In den 70er Jahren war für das linke Selbstverständnis noch wesentlich die positive, klassenromantische Variante dieser Vorstellung prägend. Man phantasierte sich die Lohnarbeiterschaft zum eingeborenen Träger einer emanzipativen Mission zurecht und schrieb der Arbeit ein mysteriöse befreiende Kraft zu. Diese Hoffnung blamierte sich zwar sehr schnell an der Wirklichkeit. Doch die abstruse Vorstellung, eine Kritik des kapitalistischen Arbeitsregimes müsse auf einem positiven Klassenstandpunkt fußen, überlebte negativ gewendet dieses Dementi. Generation um Generation von Linken diente das alsbald nur noch vom Hörensagen bekannte Proletkult-Intermezzo dazu, die eigene Ignoranz gegen die Arbeitswirklichkeit und jeden Bezug auf die ›soziale Frage‹ als Ausfluss höherer Einsicht zu legitimieren.
Die Wiederkehr der ›sozialen Frage‹ deckt indes nicht nur massive inhaltliche Defizite auf. Sie bringt die Linke auch als Soziotop nachhaltig in die Bredouille. In oppositionellen Zusammenhängen finden seit jeher vorzugsweise Menschen zusammen, die in einer gewissen Distanz zum herrschenden Arbeits- und Konkurrenzwahn leben. Die Energie zum Engagement bringen in erster Linie jene auf, die es verstanden haben, die eigene Reproduktion vergleichsweise arbeitsarm zu organisieren und sich Zeit und Nerv für etwas anderes als die Verwertung und Regeneration des eigenen ›Humankapitals‹ zu reservieren. Obwohl jedoch die gesamte linke Subkultur auch und nicht zuletzt auf dieser stillen ›lebensweltlichen‹ Voraussetzung beruht, war Schaffung und Sicherung disponibler Zeit nie selber Inhalt linker Politik und blieb stets im schlimmsten Wortsinn Privatangelegenheit. Die arbeitsterroristische Generalmobilmachung ist drauf und dran diese Existenzbedingung zu zerstören. Wenn kaum mehr jemand mit Nebenjobs über die Runden kommt, wenn unter dem Druck der arbeitsreligiösen Offensive systematisch alle gesellschaftlichen Luftlöcher verschwinden, die das Bildungssystem und der Sozialstaat bis dato gelassen haben, dann wird damit nebenbei auch den linken Soziotopen die Luft abgedrückt. Die regierende Arbeitskirche tut alles, damit Menschen nur noch für zwei Dinge im Leben Zeit und Kraft haben: für die Arbeit und für die Arbeitssuche. Das individuelle Ausweichen vor diesen Zumutungen nimmt zusehends selber den Charakter einer Schwerstarbeit an. Damit verwandeln sich aber die bisherigen Formen oppositionellen Engagements für immer mehr Menschen in eine kaum noch dauerhaft in die eigene Biographie integrierbare psycho-soziale Luxusleistung.

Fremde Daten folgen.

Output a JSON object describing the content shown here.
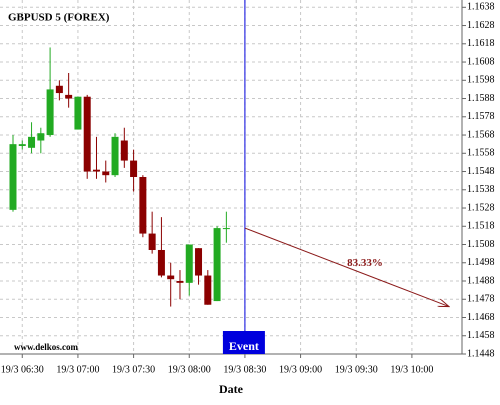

Auch insofern bedarf es einer grundsätzlichen Neuorientierung der gesellschaftlichen Opposition. Es gilt die ›soziale Frage‹ auch im Bezug auf den eigenen Alltag und die eigenen Lebensverhältnisse ernst zu nehmen. Nicht im Sinne einer ›Politik in der ersten Person‹, wie in der verblichenen Alternativbewegung, sondern als alle vom Kapitalismus gezogenen Grenzen überschreitende Solidarisierung jenseits von Stellvertreterpolitik und Romantisierung eines phantasierten revolutionären Subjekts.
Die auf Zerstörung und Selbstzerstörung programmierte Herrschaft von Arbeit, Warenproduktion und Verwertung stellt radikale Antikapitalisten prinzipiell vor die gleichen Probleme wie alle anderen Menschen, die ein Leben als Konkurrenzautomat und Selbstverkäufer unerträglich finden und denen es vor der um sich greifenden sozialen Verwilderung graut. Insofern ist der Wechsel von einem positiven Bezug auf die Arbeit zu einer konsequenten Kritik dieses Allerheiligsten der Warengesellschaft nicht nur unerlässlich, um eine Kritik des globalisierten Krisenkapitalismus auf der Höhe der Zeit zu entwickeln. Vielmehr liegt für radikale Gesellschaftskritik in der arbeits- und sozialkritischen Neuorientierung zugleich die Chance, eine Ausstrahlungskraft weit über die bisherigen oppositionellen Segmente und Subkulturen hinaus zu gewinnen.
Die Arbeitskirche begegnet der fundamentalen Krise der Arbeit mit Gesundbeterei, dem Auftürmen hohler Ideologiegebirge und verschärfter Repression. Vor allem setzt sie darauf, dass der Überlebenskampf in der Vereinzelung keinen Widerstand aufkommen lässt. Das gilt es zu durchbrechen. Radikale Gesellschaftskritik kann ihren Beitrag dazu leisten, indem sie die Unerträglichkeit und die Unhaltbarkeit der Arbeits- und Warengesellschaft beim Namen nennt und damit möglicherweise einem allgemeineren Bedürfnis mit zur Sprache verhilft.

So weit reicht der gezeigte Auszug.